3. Modernisation structurelle et cap sur l’horizon mondial 2030
Cette offensive tunisienne s’intègre dans une dynamique globale de mise à niveau de ses infrastructures de sécurité sanitaire. L’appui de la FAO, matérialisé par les ressources du Pandemic Fund, ne se limite pas à une gestion de crise conjoncturelle. Il s’agit d’un investissement de long terme dans la modernisation des services vétérinaires nationaux, optimisant les mécanismes d’alerte et de surveillance épidémiologique face aux zoonoses prioritaires.

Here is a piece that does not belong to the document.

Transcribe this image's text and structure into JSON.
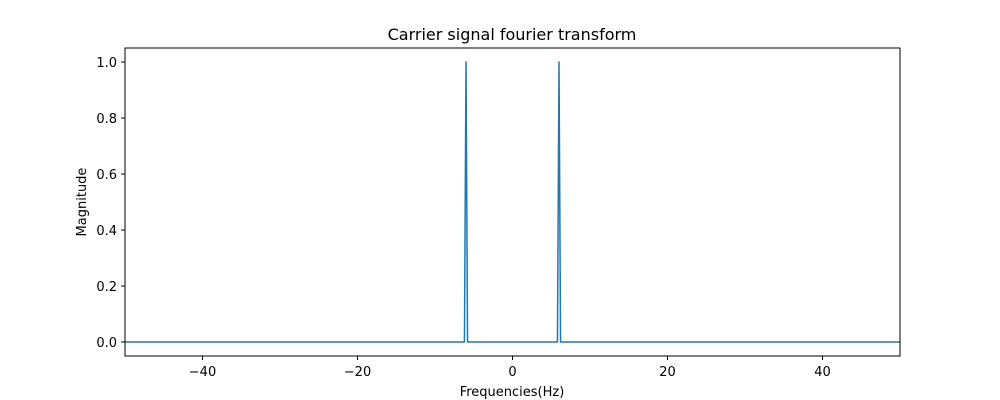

Cette transition s’aligne directement sur l’objectif international « Zéro d’ici 30 » : éliminer totalement les décès humains dus à la rage transmise par les chiens à l’horizon 2030. En sanctuarisant son territoire par des protocoles standardisés, la Tunisie consolide sa souveraineté sanitaire et s’affirme comme un élève rigoureux de l’approche intégrée One Health (Une seule santé) en Afrique du Nord.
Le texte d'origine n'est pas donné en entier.